Girls : La leçon de pardon
Musique

Girls : La leçon de pardon

Le musicien Christopher Owens poursuit sa thérapie musicale sur le deuxième album de Girls, Father, Son, Holy Ghost, un disque aussi accrocheur et réussi que le précédent.

Une histoire aussi tordue que celle du compositeur, guitariste et chanteur de la formation pop californienne Girls, ça ne s’invente pas. Rejeton de la secte Children of God, un environnement pourri où la violence sexuelle sur les mineurs était chose courante, Christopher Owens s’est enfui à l’adolescence, se retrouvant seul avec une identité à rebâtir, un amour-propre à construire depuis les fondations.

"La musique m’a servi de thérapie, explique Owens sans pudeur. On m’a appris à parler de mon passé, à ne rien cacher. La musique me permet d’en apprendre sur moi et de régler plusieurs problèmes personnels. Disons que je me pose beaucoup moins de questions qu’avant."

Et lorsqu’il dit "ne rien cacher", la notion s’applique aussi aux entrevues lors desquelles le musicien n’hésite pas deux secondes à parler de sa dépendance aux opiacés, de son orientation sexuelle floue ou de son enfance, si une telle réalité peut porter ce nom.

L’histoire a fait le tour de la planète rock, après que la presse spécialisée eut élu le premier disque de Girls parmi les meilleurs de 2009. Malgré l’aspect brouillon de ses compositions et leur sonorité lo-fi, la galette simplement intitulée Album témoigne de l’immense talent mélodique d’Owens, qu’il combine à une dégaine rafraîchissante par son autodérision et sa légèreté.

Paru à la mi-septembre, le deuxième effort du groupe, Father, Son, Holy Ghost, marque une évolution sonore évidente. Or, bien qu’il ait épousé un son plus propre et élaboré, Girls a conservé son éclectisme, enchaînant les références à la pop des Beach Boys, à la lourdeur de Black Sabbath, aux atmosphères pop éthérées de Spiritualized ou à la chaleur de la scène Motown. "Avec l’aide de Chet JR White (le bassiste), le premier disque a été enregistré dans les seules conditions possibles à l’époque: à la maison avec un seul ordinateur, un seul ampli, un seul clavier et un seul musicien. Les gens ont aimé, on a capté l’attention, et cette fois on avait la totale: un vrai studio et l’arrivée dans le groupe de musiciens plus compétents que moi. Chaque piste est meilleure, et l’unité du groupe se ressent malgré les variations de genre."

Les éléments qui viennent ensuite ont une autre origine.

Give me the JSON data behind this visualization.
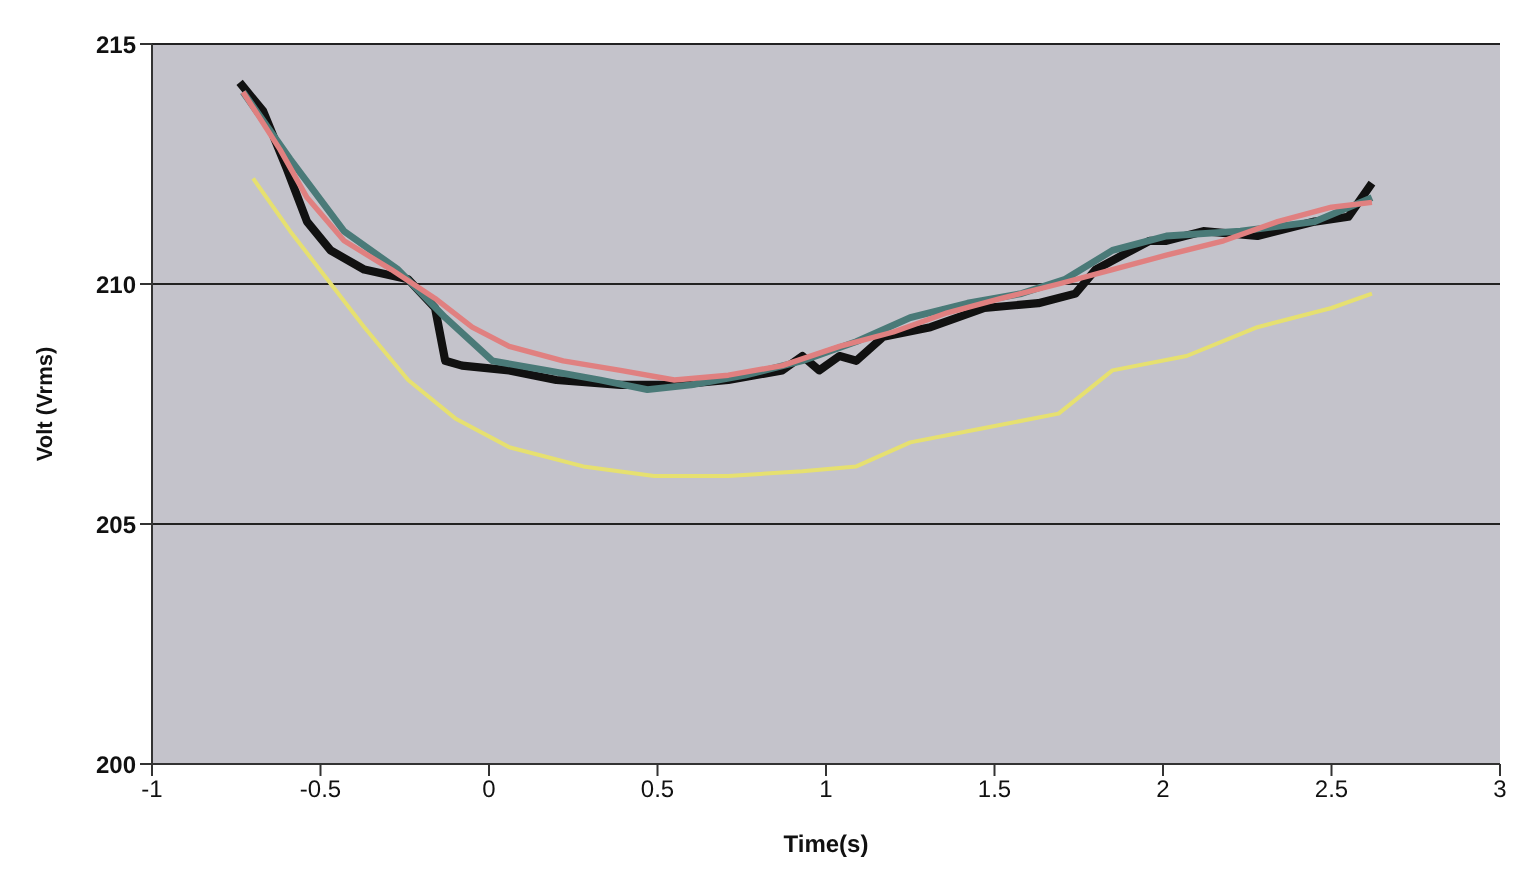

Une fois de plus, les références au passé trouble du chanteur servent de point d’ancrage aux pièces ici plus mélancoliques, comme la longue et hypnotique Forgiveness. "J’ai passé une bonne partie de ma vie à être fâché, mais c’est une spirale qui t’attire vers le bas, toujours plus bas. Si bien qu’à un certain point, tu ne veux plus vivre. Pour être sain d’esprit, il faut apprendre à aimer, à pardonner et à avoir de l’espoir, ce qui n’est pas naturel pour tout le monde. Je sais, ça sonne cliché, mais je le dis pareil parce que discuter de la notion de pardon m’a fait énormément de bien."

Voilà une franchise qui diffère de la prétention affichée par tant de jeunes formations autant couvertes d’éloges que Girls. "L’homme amorce sa chute le jour où il constate qu’il a réussi. Reste humble, tu réussiras toute ta vie."